JONESBORO, AR (KAIT) – Text messaging seems to be getting people into trouble these days. There is the driving and texting issue, and the one that is bringing up the most questions is "sexting." Laws are always subject to change, but is teen "sexting" something that should be taken more lightly? As teens continue to become even more tech savvy, the more dangerous it can become. "I don't think they realize the severity of it." Ernest ward, a detective with the Jonesboro police department, says "sexting" can be a serious offense. He says, "If a juvenile is convicted of "sexting" of distributing child pornography they can forced to register as a sex offender and that registration would last you ten years."

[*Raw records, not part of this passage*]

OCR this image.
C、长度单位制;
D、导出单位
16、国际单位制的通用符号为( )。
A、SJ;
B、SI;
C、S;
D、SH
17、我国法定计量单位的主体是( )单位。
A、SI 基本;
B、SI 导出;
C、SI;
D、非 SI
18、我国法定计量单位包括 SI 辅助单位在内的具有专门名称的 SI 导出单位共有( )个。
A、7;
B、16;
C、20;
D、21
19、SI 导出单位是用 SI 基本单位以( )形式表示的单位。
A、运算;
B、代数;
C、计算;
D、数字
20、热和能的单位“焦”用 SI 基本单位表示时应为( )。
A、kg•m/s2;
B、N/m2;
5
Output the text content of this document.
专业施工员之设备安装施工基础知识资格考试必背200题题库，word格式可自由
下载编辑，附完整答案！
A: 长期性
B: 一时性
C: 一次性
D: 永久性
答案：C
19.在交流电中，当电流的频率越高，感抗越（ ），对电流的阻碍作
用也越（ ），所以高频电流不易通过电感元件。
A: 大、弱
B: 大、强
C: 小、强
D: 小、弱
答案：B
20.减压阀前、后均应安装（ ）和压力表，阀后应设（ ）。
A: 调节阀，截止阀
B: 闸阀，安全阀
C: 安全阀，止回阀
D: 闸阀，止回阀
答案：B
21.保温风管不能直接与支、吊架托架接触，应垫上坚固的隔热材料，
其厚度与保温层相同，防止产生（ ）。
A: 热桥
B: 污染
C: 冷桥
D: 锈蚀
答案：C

Recently, some states want to reassess the sex offender laws for teen sexting. They want to classify the offense as a misdemeanor or juvenile offense. That would make it on the same level as running away or truancy. "I don't agree with that this is a pretty serious offense, adolescents, kids, teenagers make mistakes. After they become adults, they realize what they did was wrong and there's no way to correct it. Once those photos are out there, they are there and they are there to stay," Ward says.
Ward says he has worked similar cases, and they are doing their part to let teens know how serious of an offense sexting can be. "Teens need to be made aware. I've been to several schools and talked to many people. There have been times when I've done three or four talks per week." He not only talks about the risk of being charged as a sex offender, but says sexting is a new playground for sexual predators. He says, "We've made arrests where sexual predators were targeting children and young people through their cell phone. We've actually had a couple of those cases here in town."
Many times when teens send these types of messages they often get distributed, and could easily end up on the internet.